In politica non esistono angeli o diavoli, ogni leader ha scritto pagine importanti, nel bene o nel male. La Storia è scritta dai vincitori e Fidel Castro, morto a 90 anni e per quasi mezzo secolo alla guida di Cuba, è uno di questi. La 'conferma' arriva addirittura da Donald Trump e dal suo staff, dalla grande esultanza del vice presidente degli Stati Uniti, Mike Pence, che in un tweet parla di "tiranno morto" e di "Cuba libera e democratica". Forse la nuova amministrazione della Casa Bianca ignora, colpevolmente o volutamente, l'epoca in cui appoggiava il regime di Fulgencio Batista, prima della rivoluzione castrista, ma queste sono vecchie storie.

Ad ogni modo Fidel Castro rappresentava l'ultimo dei problemi statunitensi ed esultare per la sua scomparsa, per una vecchia 'spina' estratta solo nel momento della sua morte naturale, gli conferisce ulteriore importanza e prestigio.
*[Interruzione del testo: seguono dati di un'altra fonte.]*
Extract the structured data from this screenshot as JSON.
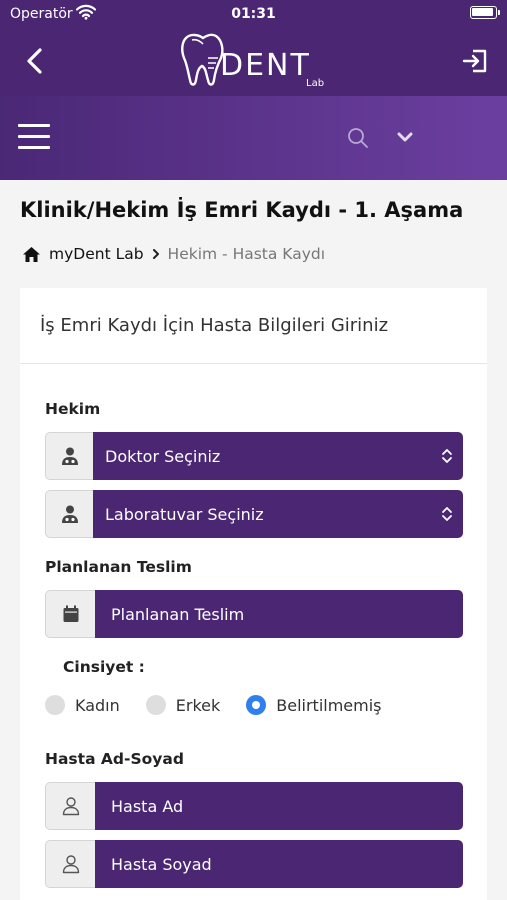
{
  "status_bar": {
    "carrier": "Operatör",
    "time": "01:31"
  },
  "header": {
    "logo_text": "DENT",
    "logo_sub": "Lab"
  },
  "page": {
    "title": "Klinik/Hekim İş Emri Kaydı - 1. Aşama",
    "breadcrumb": {
      "home": "myDent Lab",
      "current": "Hekim - Hasta Kaydı"
    }
  },
  "form": {
    "card_title": "İş Emri Kaydı İçin Hasta Bilgileri Giriniz",
    "hekim_label": "Hekim",
    "doctor_select": "Doktor Seçiniz",
    "lab_select": "Laboratuvar Seçiniz",
    "delivery_label": "Planlanan Teslim",
    "delivery_placeholder": "Planlanan Teslim",
    "gender_label": "Cinsiyet :",
    "gender_options": [
      "Kadın",
      "Erkek",
      "Belirtilmemiş"
    ],
    "gender_selected": "Belirtilmemiş",
    "patient_label": "Hasta Ad-Soyad",
    "first_name_placeholder": "Hasta Ad",
    "last_name_placeholder": "Hasta Soyad"
  },
  "colors": {
    "primary": "#4a2673",
    "radio_selected": "#2f80ed",
    "card": "#ffffff",
    "background": "#f4f4f4"
  }
}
La fine di un antico nemico è un inutile palliativo per un'America politicamente sconfitta che viaggia spedita verso un'altra disfatta in Medio Oriente. Ma Trump ha buoni motivi per esultare: se la situazione fosse diversa, probabilmente, non avrebbe vinto le elezioni presidenziali.

Il tentativo di voltare pagina

Alla guida di Cuba dal 1959 al 2008, fino a quando la salute malferma lo ha spinto a consegnare le redini del governo nelle mani del fratello Raul, Fidel Castro ha segnato una parte importante del XX secolo e la sua sfida impossibile contro il colosso statunitense ha vissuto momenti di vera tensione, come la crisi del 1962 ed il lungo embargo tutt'ora in atto.

Ben undici i presidenti che si sono alternati alla Casa Bianca durante il governo castrista a L'Avana, da Eisenhower ad Obama, passando per Kennedy, Johnson, Nixon, Ford, Carter, Reagan, George H. Bush, Clinton e George W. Bush. La 'spina' aveva tormentato un pò tutte le amministrazioni di Washington. Kennedy tentò il 'colpo di mano' nel 1961 ma andò incontro ad un misero fallimento, lo stesso presidente si impegnò a non violare la sovranità di Cuba nell'ambito degli accordi raggiunti con l'URSS l'anno successivo, dopo la crisi missilistica.

Barack Obama ha tentato di segnare la svolta, primo presidente statunitense a visitare Cuba nel dopoguerra e, nell'ambito di una distensione già avviata, si era impegnato a valutare la possibilità di togliere l'embargo. Il tentativo di sanare le vecchie ferite da parte dell'amministrazione uscente della Casa Bianca ha riguardato anche l'Argentina, con la promessa al presidente Mauricio Macri di aprire gli archivi dela famigerata 'Operazione Condor', ed il Vietnam, con la sua trasferta dello scorso maggio e l'impegno di accordi commerciali con l'unico Paese che ha inflitto all'America una sconfitta militare.

Oggi è lecito chiedersi se Donald Trump accetterà di proseguire su questa strada: le sue idee in merito sono state finora poco chiare.

Siria, la nuova 'spina'

Fidel Castro e Bashar al-Assad non hanno nulla in comune, se non il destino di aver costretto gli Stati Uniti ad una disfatta politica. Oggi Washington sembra aver abbandonato ogni intenzione di rovesciare il governo di Damasco. La linea recentemente annunciata dal segretario di Stato, John Kerry, e dal ministro degli esteri britannico, Boris Johson, sembra proprio quella di abbandonare i ribelli siriani al proprio destino. Donald Trump, che entrerà ufficialmente in carica a gennaio dell'anno prossimo, ha già prospettato la sua intenzione di riaprire il dialogo con la Russia e di considerare la Siria di Assad nel ruolo di partner nella lotta al terrorismo.

Il rais di Damasco potrebbe dunque trasformarsi da nemico giurato a prezioso alleato e per gli Stati Uniti equivale ad una resa senza condizioni. Che poi Trump addossi tutte le colpe di una politica estera fallimentare a chi lo ha preceduto alla Casa Bianca è un comodo palliativo, così come lo è oggi questa gioia espressa per la dipartita di uno storico nemico, perché Castro in realtà è morto da leader e non è mai stato sconfitto.